No ano de 1930, o caráter da “Folha”, definido desde sua fundação, sofrera consideráveis alterações. Os princípios por ele defendidos deram lugar a outros. Definidamente reformista, a empresa passou a assumir uma posição contrária ao movimento, tornando-se a favor das causas das oligarquias paulistanas. A ação fez parte da chamada “Revolução dos 30”.

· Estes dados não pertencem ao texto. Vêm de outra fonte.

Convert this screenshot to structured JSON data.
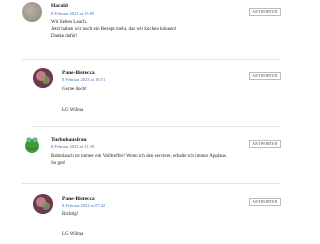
{
  "reply_label": "ANTWORTEN",
  "comments": [
    {
      "author": "Harald",
      "date": "8 Februar 2023 at 15:09",
      "lines": [
        "Wir lieben Lauch.",
        "Jetzt haben wir noch ein Rezept mehr, das wir kochen können!",
        "Danke dafür!"
      ]
    },
    {
      "author": "Pane-Bistecca",
      "date": "8 Februar 2023 at 18:51",
      "lines": [
        "Gerne doch!",
        "",
        "LG Wilma"
      ]
    },
    {
      "author": "Turbohausfrau",
      "date": "8 Februar 2023 at 11:39",
      "lines": [
        "Rahmlauch ist immer ein Volltreffer! Wenn ich den serviere, erhalte ich immer Applaus.",
        "So gut!"
      ]
    },
    {
      "author": "Pane-Bistecca",
      "date": "8 Februar 2023 at 07:42",
      "lines": [
        "Richtig!",
        "",
        "LG Wilma"
      ]
    }
  ]
}
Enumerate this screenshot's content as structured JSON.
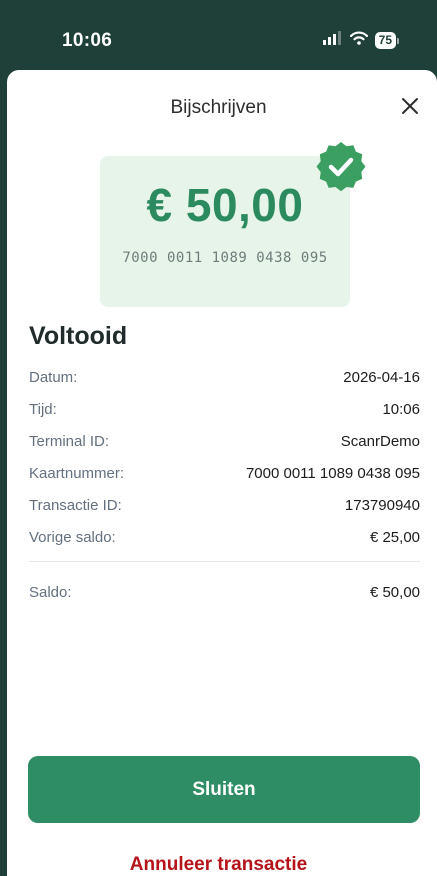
{
  "status_bar": {
    "time": "10:06",
    "battery_level": "75",
    "icons": [
      "signal-icon",
      "wifi-icon",
      "battery-icon"
    ]
  },
  "sheet": {
    "title": "Bijschrijven",
    "close_icon": "close-icon"
  },
  "amount_card": {
    "amount": "€ 50,00",
    "card_number": "7000 0011 1089 0438 095",
    "badge_icon": "verified-check-icon"
  },
  "status_heading": "Voltooid",
  "details": [
    {
      "label": "Datum:",
      "value": "2026-04-16"
    },
    {
      "label": "Tijd:",
      "value": "10:06"
    },
    {
      "label": "Terminal ID:",
      "value": "ScanrDemo"
    },
    {
      "label": "Kaartnummer:",
      "value": "7000 0011 1089 0438 095"
    },
    {
      "label": "Transactie ID:",
      "value": "173790940"
    },
    {
      "label": "Vorige saldo:",
      "value": "€ 25,00"
    }
  ],
  "saldo": {
    "label": "Saldo:",
    "value": "€ 50,00"
  },
  "actions": {
    "close_label": "Sluiten",
    "cancel_label": "Annuleer transactie"
  },
  "colors": {
    "status_bar_bg": "#1f3f39",
    "accent_green": "#2e8d64",
    "card_bg": "#e6f4ea",
    "amount_green": "#2b8a5e",
    "cancel_red": "#b5141a"
  }
}
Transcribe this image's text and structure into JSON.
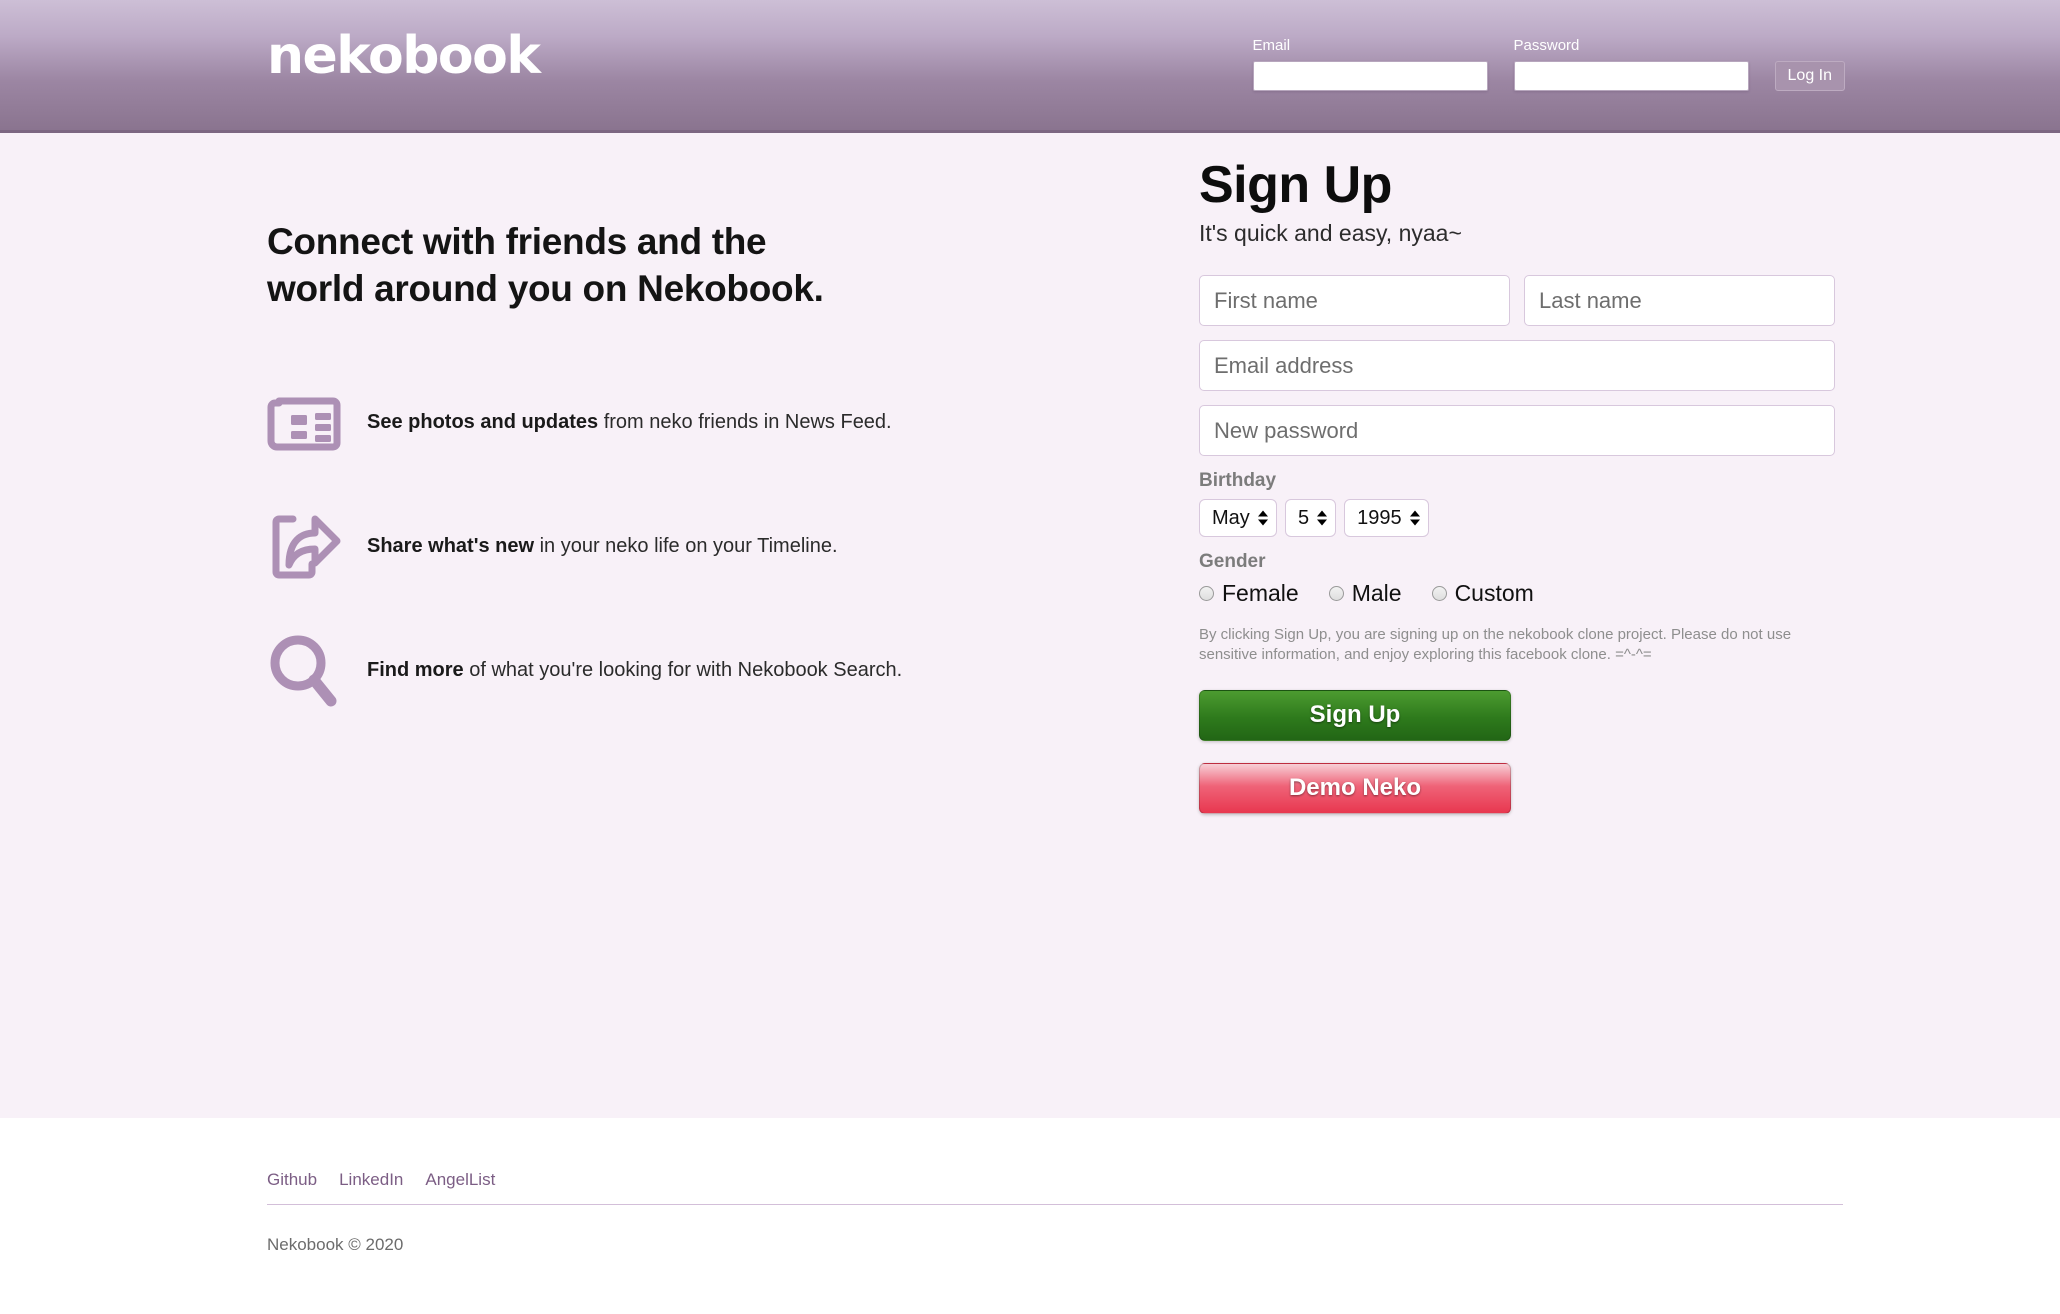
{
  "header": {
    "logo": "nekobook",
    "login": {
      "email_label": "Email",
      "email_value": "",
      "email_placeholder": "",
      "password_label": "Password",
      "password_value": "",
      "password_placeholder": "",
      "button_label": "Log In"
    },
    "colors": {
      "gradient_top": "#cdbfd6",
      "gradient_bottom": "#8a748f",
      "button_bg": "#a893ad"
    }
  },
  "main": {
    "background": "#f8f1f8",
    "headline_line1": "Connect with friends and the",
    "headline_line2": "world around you on Nekobook.",
    "features": [
      {
        "icon": "newspaper-icon",
        "bold": "See photos and updates",
        "rest": " from neko friends in News Feed."
      },
      {
        "icon": "share-icon",
        "bold": "Share what's new",
        "rest": " in your neko life on your Timeline."
      },
      {
        "icon": "search-icon",
        "bold": "Find more",
        "rest": " of what you're looking for with Nekobook Search."
      }
    ],
    "icon_color": "#ad90b5"
  },
  "signup": {
    "title": "Sign Up",
    "subtitle": "It's quick and easy, nyaa~",
    "first_name_placeholder": "First name",
    "first_name_value": "",
    "last_name_placeholder": "Last name",
    "last_name_value": "",
    "email_placeholder": "Email address",
    "email_value": "",
    "password_placeholder": "New password",
    "password_value": "",
    "birthday_label": "Birthday",
    "birthday": {
      "month": "May",
      "day": "5",
      "year": "1995"
    },
    "gender_label": "Gender",
    "gender_options": [
      "Female",
      "Male",
      "Custom"
    ],
    "gender_selected": "",
    "disclaimer": "By clicking Sign Up, you are signing up on the nekobook clone project. Please do not use sensitive information, and enjoy exploring this facebook clone. =^-^=",
    "signup_button": "Sign Up",
    "demo_button": "Demo Neko",
    "colors": {
      "signup_green": "#2e7a1c",
      "demo_red": "#e8374f"
    }
  },
  "footer": {
    "links": [
      "Github",
      "LinkedIn",
      "AngelList"
    ],
    "copyright": "Nekobook © 2020",
    "link_color": "#7c5e85"
  }
}
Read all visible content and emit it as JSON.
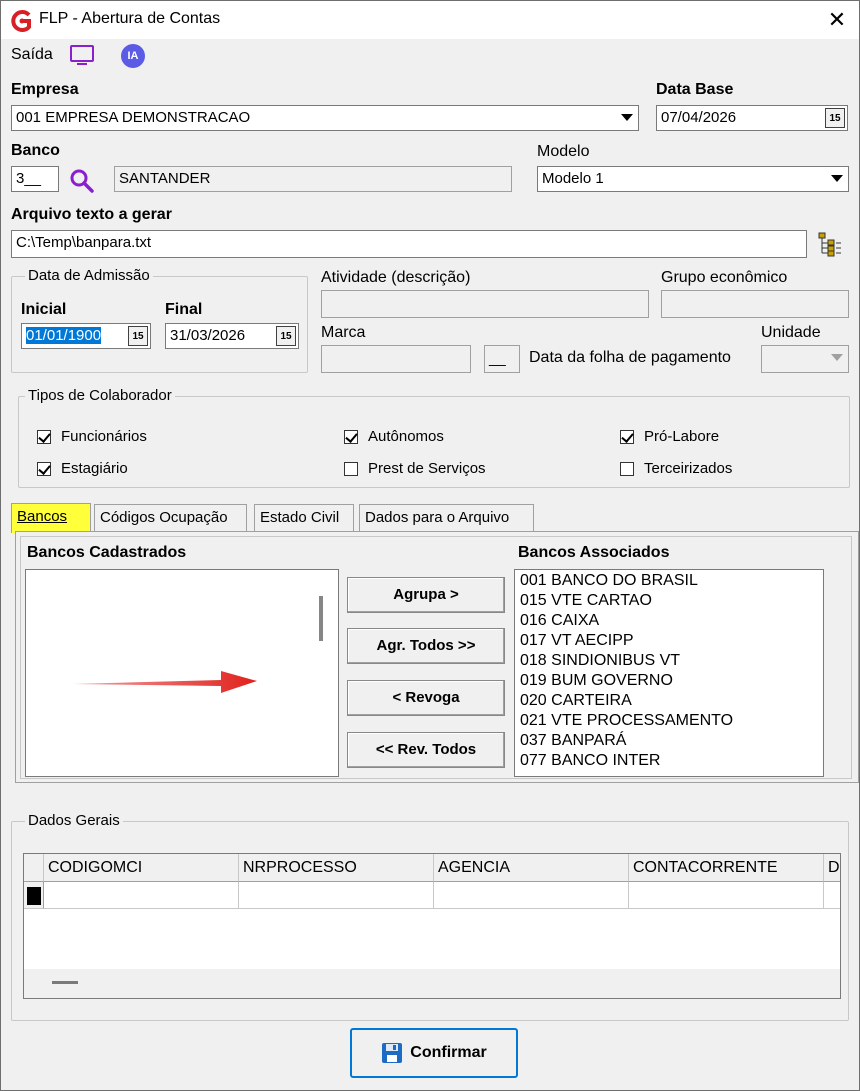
{
  "window": {
    "title": "FLP - Abertura de Contas"
  },
  "menu": {
    "saida_label": "Saída",
    "ia_label": "IA"
  },
  "empresa": {
    "label": "Empresa",
    "value": "001 EMPRESA DEMONSTRACAO"
  },
  "data_base": {
    "label": "Data Base",
    "value": "07/04/2026"
  },
  "banco": {
    "label": "Banco",
    "code": "3__",
    "name": "SANTANDER"
  },
  "modelo": {
    "label": "Modelo",
    "value": "Modelo 1"
  },
  "arquivo": {
    "label": "Arquivo texto a gerar",
    "value": "C:\\Temp\\banpara.txt"
  },
  "admissao": {
    "legend": "Data de Admissão",
    "inicial_label": "Inicial",
    "inicial_value": "01/01/1900",
    "final_label": "Final",
    "final_value": "31/03/2026"
  },
  "atividade": {
    "label": "Atividade (descrição)"
  },
  "grupo": {
    "label": "Grupo econômico"
  },
  "marca": {
    "label": "Marca"
  },
  "folha": {
    "label": "Data da folha de pagamento",
    "value": "__"
  },
  "unidade": {
    "label": "Unidade"
  },
  "tipos": {
    "legend": "Tipos de Colaborador",
    "items": [
      {
        "label": "Funcionários",
        "checked": true
      },
      {
        "label": "Autônomos",
        "checked": true
      },
      {
        "label": "Pró-Labore",
        "checked": true
      },
      {
        "label": "Estagiário",
        "checked": true
      },
      {
        "label": "Prest de Serviços",
        "checked": false
      },
      {
        "label": "Terceirizados",
        "checked": false
      }
    ]
  },
  "tabs": [
    {
      "label": "Bancos",
      "active": true
    },
    {
      "label": "Códigos Ocupação",
      "active": false
    },
    {
      "label": "Estado Civil",
      "active": false
    },
    {
      "label": "Dados para o Arquivo",
      "active": false
    }
  ],
  "bancos": {
    "cadastrados_label": "Bancos Cadastrados",
    "associados_label": "Bancos Associados",
    "associados": [
      "001 BANCO DO BRASIL",
      "015 VTE CARTAO",
      "016 CAIXA",
      "017 VT AECIPP",
      "018 SINDIONIBUS VT",
      "019 BUM GOVERNO",
      "020 CARTEIRA",
      "021 VTE PROCESSAMENTO",
      "037 BANPARÁ",
      "077 BANCO INTER"
    ],
    "buttons": {
      "agrupa": "Agrupa >",
      "agr_todos": "Agr. Todos >>",
      "revoga": "< Revoga",
      "rev_todos": "<< Rev. Todos"
    }
  },
  "dados_gerais": {
    "legend": "Dados Gerais",
    "columns": [
      "CODIGOMCI",
      "NRPROCESSO",
      "AGENCIA",
      "CONTACORRENTE",
      "D"
    ]
  },
  "confirmar_label": "Confirmar",
  "colors": {
    "highlight": "#ffff3a",
    "selection": "#0078d7",
    "arrow": "#e0201c",
    "brand": "#d71f26"
  }
}
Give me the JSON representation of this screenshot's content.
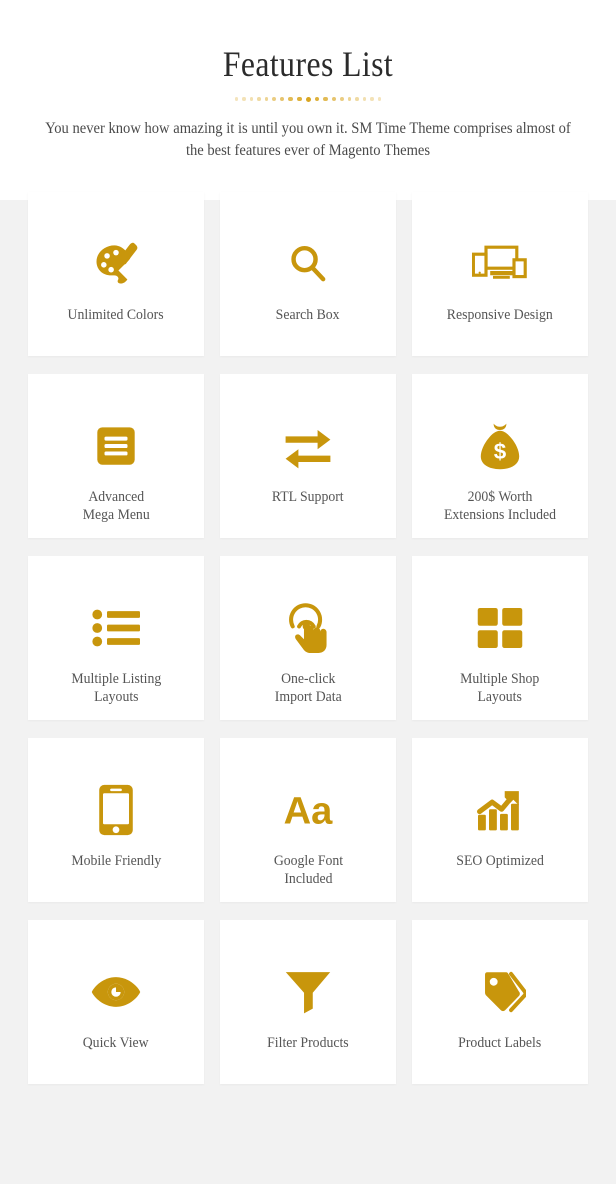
{
  "header": {
    "title": "Features List",
    "subtitle": "You never know how amazing it is until you own it. SM Time Theme comprises almost of the best features ever of Magento Themes",
    "divider_dot_count": 19
  },
  "theme": {
    "accent_color": "#c8960c",
    "page_background": "#f2f2f2",
    "card_background": "#ffffff",
    "title_color": "#2b2b2b",
    "label_color": "#555555",
    "divider_dot_color": "#d9a520"
  },
  "features": [
    {
      "label": "Unlimited Colors",
      "icon": "palette-icon"
    },
    {
      "label": "Search Box",
      "icon": "search-icon"
    },
    {
      "label": "Responsive Design",
      "icon": "responsive-devices-icon"
    },
    {
      "label": "Advanced\nMega Menu",
      "icon": "hamburger-menu-icon"
    },
    {
      "label": "RTL Support",
      "icon": "two-way-arrows-icon"
    },
    {
      "label": "200$ Worth\nExtensions Included",
      "icon": "money-bag-icon"
    },
    {
      "label": "Multiple Listing\nLayouts",
      "icon": "bulleted-list-icon"
    },
    {
      "label": "One-click\nImport Data",
      "icon": "tap-hand-icon"
    },
    {
      "label": "Multiple Shop\nLayouts",
      "icon": "grid-squares-icon"
    },
    {
      "label": "Mobile Friendly",
      "icon": "mobile-phone-icon"
    },
    {
      "label": "Google Font\nIncluded",
      "icon": "font-aa-icon"
    },
    {
      "label": "SEO Optimized",
      "icon": "growth-chart-icon"
    },
    {
      "label": "Quick View",
      "icon": "eye-icon"
    },
    {
      "label": "Filter Products",
      "icon": "funnel-filter-icon"
    },
    {
      "label": "Product Labels",
      "icon": "price-tags-icon"
    }
  ]
}
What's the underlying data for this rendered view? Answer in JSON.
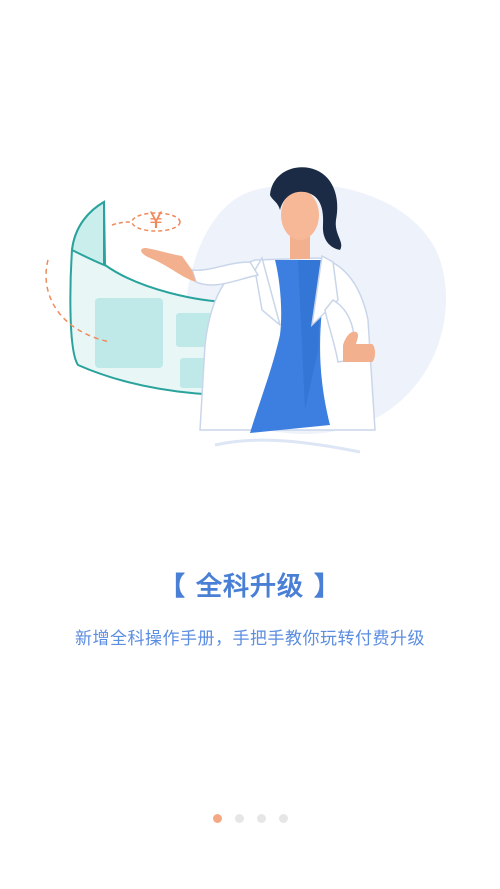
{
  "onboarding": {
    "title": "【 全科升级 】",
    "subtitle": "新增全科操作手册，手把手教你玩转付费升级",
    "illustration_coin_symbol": "¥",
    "page_indicator": {
      "total": 4,
      "active_index": 0
    }
  },
  "colors": {
    "accent": "#4a7fd6",
    "dot_active": "#f5a884",
    "dot_inactive": "#e6e6e6"
  }
}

São Paulo foi a grande preocupação jornalística de Olival Costa. Doía-lhe ver o descaminho por onde se arrastavam os nossos costumes políticos. Suas simpatias se voltaram sempre, nas horas de inquietação e tumulto, para o lado dos que nos prometiam melhores dias, mas em chegado a campanha da “Aliança Liberal” tendo à frente, em Minas Gerais, o sr. Antônio Carlos e o sr. Getúlio Vargas no Rio Grande do Sul, teve, a bem dizer, uma visão profética dos fatos. No fundo daquele namoro da “Aliança liberal” com a opinião pública paulista, viu claro a hostilidade de um grupo de políticos de outros Estados contra a posição, a importância e o prestígio de São Paulo na República.

Ficou, então, ao lado de São Paulo, contra a aliança de mineiros, paraibanos e gaúchos (PATI, Francisco, apud MOTA; CAPELATO, 1981, p. 20).

Ao analisarmos, é bastante perceptível que, nesse período inicial, a “Folha” buscou ser a ligação entre o “povo”, na concepção de Olival, e o governo. As edições dos periódicos focavam em temas urbanos e de agrado dos populares.

É possível afirmar por subsequência que as publicações feitas nos periódicos pertencentes à empresa “Folha”, nessa época, expunham com nitidez o posicionamento e o perfil do jornal de São Paulo, uma vez que nele se aglutinavam os temas de maior interesse ao povo.